Hard times are forcing some hard choices. People with low income struggle to pay for food, housing and heat.
Food pantries are taking up some of the slack. But pantry items typically are processed foods with little nutritional value. And obesity continues to be a growing problem.
Community Kitchen in Manistee County is trying to address those issues.
Something Different at the Pantry
At ten o'clock on a Tuesday morning and people are gathering for the monthly food pantry at the Bethany Lutheran Church in Kaleva.

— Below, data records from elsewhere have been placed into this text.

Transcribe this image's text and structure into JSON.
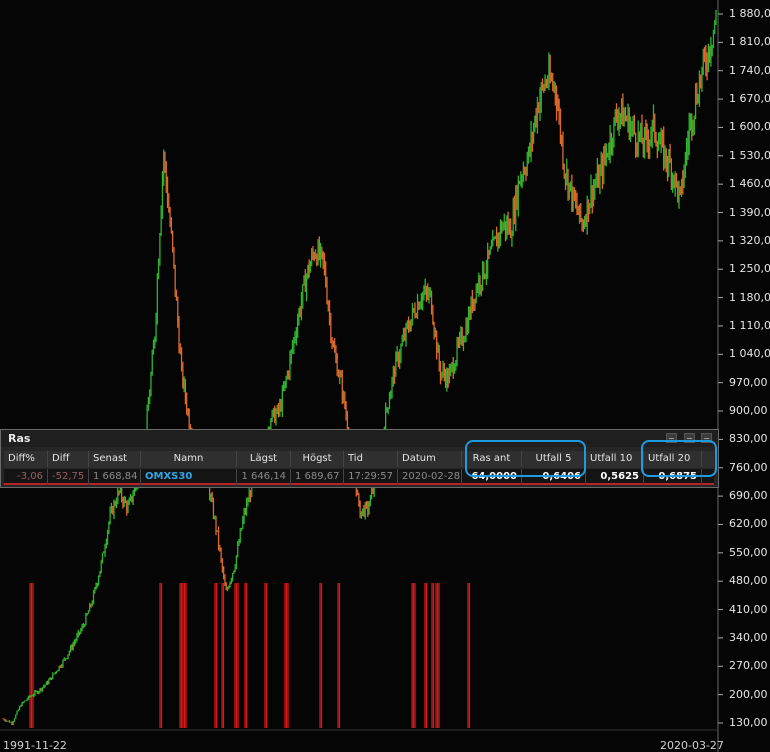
{
  "chart_data": {
    "type": "line",
    "title": "",
    "ylim": [
      125,
      1885
    ],
    "yticks": [
      130,
      200,
      270,
      340,
      410,
      480,
      550,
      620,
      690,
      760,
      830,
      900,
      970,
      1040,
      1110,
      1180,
      1250,
      1320,
      1390,
      1460,
      1530,
      1600,
      1670,
      1740,
      1810,
      1880
    ],
    "ytick_labels": [
      "130,00",
      "200,00",
      "270,00",
      "340,00",
      "410,00",
      "480,00",
      "550,00",
      "620,00",
      "690,00",
      "760,00",
      "830,00",
      "900,00",
      "970,00",
      "1 040,00",
      "1 110,00",
      "1 180,00",
      "1 250,00",
      "1 320,00",
      "1 390,00",
      "1 460,00",
      "1 530,00",
      "1 600,00",
      "1 670,00",
      "1 740,00",
      "1 810,00",
      "1 880,00"
    ],
    "x_start": "1991-11-22",
    "x_end": "2020-03-27",
    "series": [
      {
        "values": [
          140,
          130,
          175,
          195,
          210,
          230,
          260,
          290,
          330,
          370,
          430,
          520,
          640,
          700,
          660,
          720,
          840,
          1080,
          1540,
          1300,
          1000,
          860,
          810,
          720,
          600,
          450,
          520,
          640,
          720,
          800,
          880,
          900,
          1000,
          1120,
          1230,
          1300,
          1260,
          1060,
          960,
          820,
          650,
          660,
          760,
          900,
          1010,
          1080,
          1140,
          1190,
          1180,
          1000,
          980,
          1050,
          1110,
          1200,
          1250,
          1300,
          1360,
          1350,
          1480,
          1530,
          1660,
          1720,
          1700,
          1500,
          1420,
          1360,
          1440,
          1480,
          1560,
          1640,
          1620,
          1580,
          1560,
          1600,
          1540,
          1500,
          1420,
          1600,
          1700,
          1780,
          1870
        ]
      }
    ],
    "signal_bars": {
      "color": "#e01818",
      "count": 40
    }
  },
  "ras_panel": {
    "title": "Ras",
    "headers": [
      "Diff%",
      "Diff",
      "Senast",
      "Namn",
      "Lägst",
      "Högst",
      "Tid",
      "Datum",
      "Ras ant",
      "Utfall 5",
      "Utfall 10",
      "Utfall 20"
    ],
    "row": {
      "diff_pct": "-3,06",
      "diff": "-52,75",
      "senast": "1 668,84",
      "namn": "OMXS30",
      "lagst": "1 646,14",
      "hogst": "1 689,67",
      "tid": "17:29:57",
      "datum": "2020-02-28",
      "ras_ant": "64,0000",
      "utfall_5": "0,6406",
      "utfall_10": "0,5625",
      "utfall_20": "0,6875"
    }
  },
  "x_axis": {
    "start_label": "1991-11-22",
    "end_label": "2020-03-27"
  },
  "colors": {
    "background": "#050505",
    "candle_up": "#2fb52f",
    "candle_down": "#e06a2a",
    "signal": "#e01818",
    "highlight": "#1e9be0",
    "name_text": "#2fa6e6"
  }
}
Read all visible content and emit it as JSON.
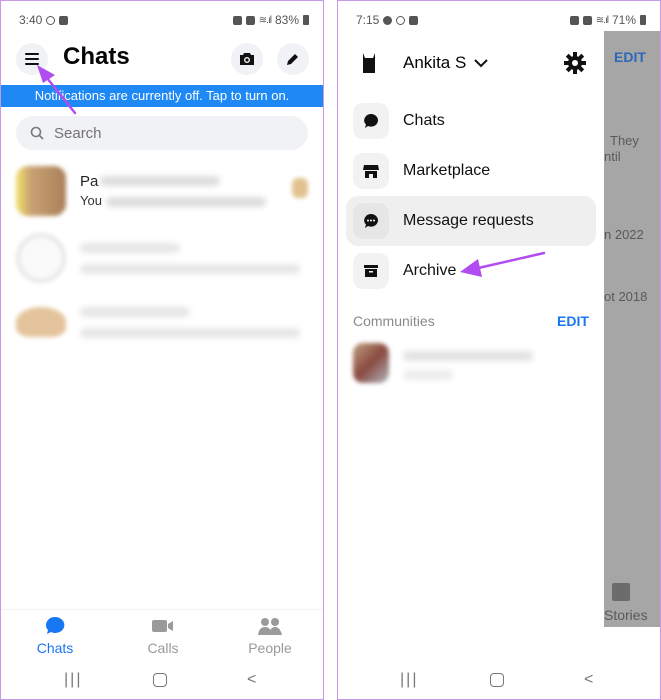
{
  "left": {
    "status": {
      "time": "3:40",
      "battery": "83%"
    },
    "header": {
      "title": "Chats"
    },
    "notification_bar": "Notifications are currently off. Tap to turn on.",
    "search": {
      "placeholder": "Search"
    },
    "chats": [
      {
        "name_visible": "Pa",
        "preview_visible": "You",
        "avatar_color": "#c9a173"
      },
      {
        "name_visible": "",
        "preview_visible": "",
        "avatar_color": "#e8e8e8"
      },
      {
        "name_visible": "",
        "preview_visible": "",
        "avatar_color": "#e4c49c"
      }
    ],
    "bottom_nav": [
      {
        "label": "Chats",
        "icon": "chat-bubble-icon",
        "active": true
      },
      {
        "label": "Calls",
        "icon": "video-camera-icon",
        "active": false
      },
      {
        "label": "People",
        "icon": "people-icon",
        "active": false
      }
    ]
  },
  "right": {
    "status": {
      "time": "7:15",
      "battery": "71%"
    },
    "drawer": {
      "user_name": "Ankita S",
      "menu": [
        {
          "label": "Chats",
          "icon": "chat-bubble-icon",
          "highlighted": false
        },
        {
          "label": "Marketplace",
          "icon": "storefront-icon",
          "highlighted": false
        },
        {
          "label": "Message requests",
          "icon": "message-requests-icon",
          "highlighted": true
        },
        {
          "label": "Archive",
          "icon": "archive-box-icon",
          "highlighted": false
        }
      ],
      "communities_label": "Communities",
      "communities_edit": "EDIT"
    },
    "background": {
      "edit": "EDIT",
      "snippet_1": "They",
      "snippet_2": "ntil",
      "snippet_3": "n 2022",
      "snippet_4": "ot 2018",
      "stories": "Stories"
    }
  },
  "colors": {
    "accent": "#1877f2",
    "notification_bar": "#1e88f5",
    "annotation_arrow": "#b04cf0"
  }
}
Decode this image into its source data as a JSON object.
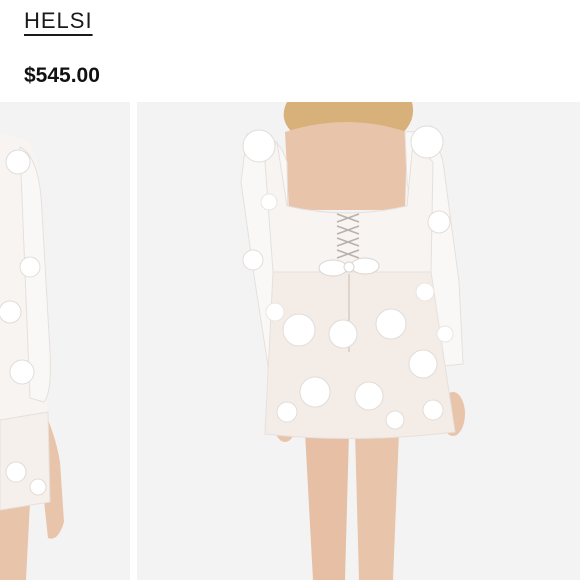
{
  "product": {
    "brand": "HELSI",
    "price": "$545.00"
  },
  "gallery": {
    "images": [
      {
        "name": "previous-product-photo",
        "description_icon": "dress-front-view"
      },
      {
        "name": "current-product-photo",
        "description_icon": "dress-back-view"
      }
    ]
  },
  "colors": {
    "text": "#1a1a1a",
    "photo_bg": "#f3f3f3",
    "dress": "#f7f4f2",
    "skin": "#e8c4ab",
    "hair": "#d8b07a"
  }
}
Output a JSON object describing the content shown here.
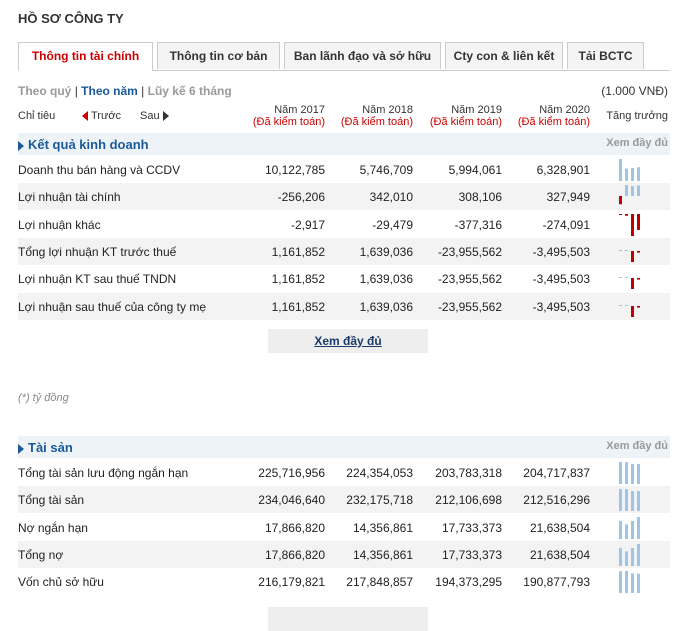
{
  "page_title": "HỒ SƠ CÔNG TY",
  "tabs": [
    {
      "label": "Thông tin tài chính"
    },
    {
      "label": "Thông tin cơ bản"
    },
    {
      "label": "Ban lãnh đạo và sở hữu"
    },
    {
      "label": "Cty con & liên kết"
    },
    {
      "label": "Tải BCTC"
    }
  ],
  "period": {
    "quarter": "Theo quý",
    "year": "Theo năm",
    "cumulative": "Lũy kế 6 tháng",
    "sep": "|"
  },
  "unit": "(1.000 VNĐ)",
  "header": {
    "criteria": "Chỉ tiêu",
    "prev": "Trước",
    "next": "Sau",
    "growth": "Tăng trưởng",
    "years": [
      {
        "year": "Năm 2017",
        "audit": "(Đã kiểm toán)"
      },
      {
        "year": "Năm 2018",
        "audit": "(Đã kiểm toán)"
      },
      {
        "year": "Năm 2019",
        "audit": "(Đã kiểm toán)"
      },
      {
        "year": "Năm 2020",
        "audit": "(Đã kiểm toán)"
      }
    ]
  },
  "sections": [
    {
      "title": "Kết quả kinh doanh",
      "more": "Xem đầy đủ",
      "rows": [
        {
          "label": "Doanh thu bán hàng và CCDV",
          "values": [
            "10,122,785",
            "5,746,709",
            "5,994,061",
            "6,328,901"
          ],
          "spark": [
            10122785,
            5746709,
            5994061,
            6328901
          ]
        },
        {
          "label": "Lợi nhuận tài chính",
          "values": [
            "-256,206",
            "342,010",
            "308,106",
            "327,949"
          ],
          "spark": [
            -256206,
            342010,
            308106,
            327949
          ]
        },
        {
          "label": "Lợi nhuận khác",
          "values": [
            "-2,917",
            "-29,479",
            "-377,316",
            "-274,091"
          ],
          "spark": [
            -2917,
            -29479,
            -377316,
            -274091
          ]
        },
        {
          "label": "Tổng lợi nhuận KT trước thuế",
          "values": [
            "1,161,852",
            "1,639,036",
            "-23,955,562",
            "-3,495,503"
          ],
          "spark": [
            1161852,
            1639036,
            -23955562,
            -3495503
          ]
        },
        {
          "label": "Lợi nhuận KT sau thuế TNDN",
          "values": [
            "1,161,852",
            "1,639,036",
            "-23,955,562",
            "-3,495,503"
          ],
          "spark": [
            1161852,
            1639036,
            -23955562,
            -3495503
          ]
        },
        {
          "label": "Lợi nhuận sau thuế của công ty mẹ",
          "values": [
            "1,161,852",
            "1,639,036",
            "-23,955,562",
            "-3,495,503"
          ],
          "spark": [
            1161852,
            1639036,
            -23955562,
            -3495503
          ]
        }
      ]
    },
    {
      "title": "Tài sản",
      "more": "Xem đầy đủ",
      "rows": [
        {
          "label": "Tổng tài sản lưu động ngắn hạn",
          "values": [
            "225,716,956",
            "224,354,053",
            "203,783,318",
            "204,717,837"
          ],
          "spark": [
            225716956,
            224354053,
            203783318,
            204717837
          ]
        },
        {
          "label": "Tổng tài sản",
          "values": [
            "234,046,640",
            "232,175,718",
            "212,106,698",
            "212,516,296"
          ],
          "spark": [
            234046640,
            232175718,
            212106698,
            212516296
          ]
        },
        {
          "label": "Nợ ngắn hạn",
          "values": [
            "17,866,820",
            "14,356,861",
            "17,733,373",
            "21,638,504"
          ],
          "spark": [
            17866820,
            14356861,
            17733373,
            21638504
          ]
        },
        {
          "label": "Tổng nợ",
          "values": [
            "17,866,820",
            "14,356,861",
            "17,733,373",
            "21,638,504"
          ],
          "spark": [
            17866820,
            14356861,
            17733373,
            21638504
          ]
        },
        {
          "label": "Vốn chủ sở hữu",
          "values": [
            "216,179,821",
            "217,848,857",
            "194,373,295",
            "190,877,793"
          ],
          "spark": [
            216179821,
            217848857,
            194373295,
            190877793
          ]
        }
      ]
    }
  ],
  "view_full_button": "Xem đầy đủ",
  "note": "(*) tỷ đồng",
  "colors": {
    "positive_bar": "#9ec5e8",
    "negative_bar": "#c00000",
    "accent": "#c00000",
    "link": "#1a5a9a"
  }
}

A couple of church volunteers are filling smaller plastic bags with potatoes dumped from a burlap sack. Potatoes and fresh kale from a local garden are the main ingredients in a soup being ladled out by Brandon Seng. He also offers a printed recipe to anyone who's interested.
"Today here at the pantry about half the folks said I've never had kale before," says Seng. "So by providing them with a recipe and some ideas for cooking it for their family it's a low-risk opportunity for them to try it at home. They didn't have to buy it."
Seng is a founder of the Manistee Community Kitchen. It's helping people take the first few steps toward eating healthier.
Volunteers collect surplus from farm fields and gardens that otherwise would go to waste. In this first year, they distributed more than 10,000 pounds of produce. And Seng says there was a lot more food out there but not enough hands to gather it.
What does come to the pantry is appreciated by people like this woman who's loading items into the trunk of her car.
"The fresh fruits and vegetables I really like because they're expensive to buy," she says. "I got apples, carrots, chicken. Everything that I can make stuff with." She says this will feed her family of six for about a week.
But today the Kaleva Pantry runs out of food. Last time, Brandon Seng says, nineteen families showed up. This time it's forty-nine. "It's just scary how fast the need is growing," he says.
The Community Kitchen serves seven pantries in Manistee County.
But it's also taking cooking classes on the road to community centers in various towns. Brandon Seng says the Cooking Matters classes aren't so much about learning new skills from scratch as about re-learning.
"If we put down a zucchini and an eggplant next to a loaf of white bread for a low income family in our community they're going to pick up the white bread because they know what to do with it," he says. "They're not sure anymore what they can do with that zucchini and what they can do with that eggplant. So our organization is about retraining and helping families remember."
Seng takes off in the Northwest Michigan Food Rescue truck with the fresh veggies painted on its side. He's going to pick up supplies for an afternoon class.
Al Frye is a chef who was in business in the Washington, D.C. area for 35 years. He's teaming up with Brandon to teach some of the Cooking Matters classes. "Our basic goal is to reduce obesity and hunger in Manistee County," Frye says. And he says there's nothing mystical about eating healthier.
"I always say we're fighting the $1 cheeseburger. But we can show people how they can feed a family of four for about the same amount of money," Frye says. "And a healthy whole food meal."
Putting Food By
Today's menu features green tomatoes. The Calvin Lutz Farm donates a few bushels that probably would have ended up on the ground.
About a dozen people plus several volunteers gather in a borrowed kitchen at the back of the Manistee Civic Center. They're chopping veggies and dicing them in a food mill for green tomato relish.
The idea is to make something that can be canned or frozen. Eventually the Kitchen wants to put by enough to supply the pantries during the winter.
Laura Durtche lives in Wellston. She and her husband have little income coming in. They started a garden a few years ago. This year Laura planted extra rows so she could give some back to the food pantries.
And now she's learning through the classes to put some food by. "I put up a freezer full of food and I canned a lot of food this year," Durtche says. "I did pickles for the first time, spaghetti sauce for the first time, ketchup. I did all of it."
Next year she plans to triple the size of her garden.
Brandon Seng moved back to his hometown after getting a degree and spending five years in Grand Rapids helping not-for-profit organizations. The motivation to start his own non-profit Community Kitchen was staring him right in the face.
He points to a recent survey that found 80% of Manistee County residents don't eat enough fresh fruits and vegetables. And he worries about a trend towards obesity in school kids.
"I don't want to see a school system where half of our kids are overweight. That's just not an environment that's conducive to success," Seng says. "I mean talk about a national security risk. It's just something that we need to change. And we decided this is a place where we can put our shoulder to the wheel and make a little change."